7. Limit Social Media and the News
OK, it’s hard but you should really only be using social media to stay in touch with friends and family when you might start to feel isolated. If you’re like me and use Facebook and Twitter to also get your news, then be smart about it. Follow a few verified news outlets that you trust, as well as the Center For Disease Control and the World Health Organization, for news that’s accurate and up to date. It’s fine to unfollow or block sources that are only causing you anxiety.
It’s also really good practice to only allow yourself certain times of the day to check your news feeds and social media.
8. Establish A Routine
Ok, so this one is really hard for me. I’m someone who is always rebelling against routine but it can be a huge help in times like these. Having a daily routine gives you sense of structure that can really be vital for managing emotional stress during uncertain times.

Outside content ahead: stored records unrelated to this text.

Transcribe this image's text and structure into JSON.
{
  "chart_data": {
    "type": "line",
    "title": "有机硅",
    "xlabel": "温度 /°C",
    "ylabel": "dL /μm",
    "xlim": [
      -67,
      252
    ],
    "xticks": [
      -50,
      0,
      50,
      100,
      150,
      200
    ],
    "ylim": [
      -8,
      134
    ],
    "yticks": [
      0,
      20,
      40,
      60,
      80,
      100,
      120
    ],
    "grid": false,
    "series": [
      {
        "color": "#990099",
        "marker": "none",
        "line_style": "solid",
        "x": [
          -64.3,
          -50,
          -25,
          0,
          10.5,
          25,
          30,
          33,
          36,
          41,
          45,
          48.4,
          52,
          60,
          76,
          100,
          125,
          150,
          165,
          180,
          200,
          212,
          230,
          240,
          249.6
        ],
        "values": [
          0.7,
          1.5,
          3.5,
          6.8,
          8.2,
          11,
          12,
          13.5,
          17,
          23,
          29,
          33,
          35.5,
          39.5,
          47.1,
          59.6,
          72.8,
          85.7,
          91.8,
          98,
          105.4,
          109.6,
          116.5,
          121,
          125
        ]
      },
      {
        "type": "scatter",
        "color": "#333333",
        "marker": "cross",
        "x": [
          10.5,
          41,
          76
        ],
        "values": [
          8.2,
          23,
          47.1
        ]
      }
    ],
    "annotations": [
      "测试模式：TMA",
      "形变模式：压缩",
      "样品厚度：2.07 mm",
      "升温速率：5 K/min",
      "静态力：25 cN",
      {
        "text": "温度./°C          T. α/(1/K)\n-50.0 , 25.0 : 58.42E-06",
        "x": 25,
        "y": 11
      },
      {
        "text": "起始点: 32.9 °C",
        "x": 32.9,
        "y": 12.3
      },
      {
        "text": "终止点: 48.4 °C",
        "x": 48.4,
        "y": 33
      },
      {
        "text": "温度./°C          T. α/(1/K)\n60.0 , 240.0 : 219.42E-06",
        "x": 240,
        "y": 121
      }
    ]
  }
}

Decide what your priorities are right now and set boundaries between different activities, especially if you’re transitioning to a work-from-home setup. Remembering to take time to exercise, eat well, connect with people you care about, and do simple things that bring you joy is also foundational to maintaining your emotional resilience under pressure.
9. Talk To Yourself About Yourself
Yea, this one might take some getting used to but it can really help. According to Jason Moser, PhD, director of Michigan State University’s clinical psychophysiology lab, “Third-person self-talk can be used across the board as you’re anticipating a stressful event, as you’re feeling anxiety in the moment, or when you’re dealing with something that caused stress and anxiety in the past, like rejection or failure.”
To self-talk, all you have to do is talk to yourself about the stressful event in the third-person, Dr. Moser explains. For example, you could ask yourself a series of questions. “When you’re using your own name, the brain switches to another mode as if you’re talking to someone else. In a nutshell, what happens is that you’re creating a psychological distance between you and the issue you’re facing.”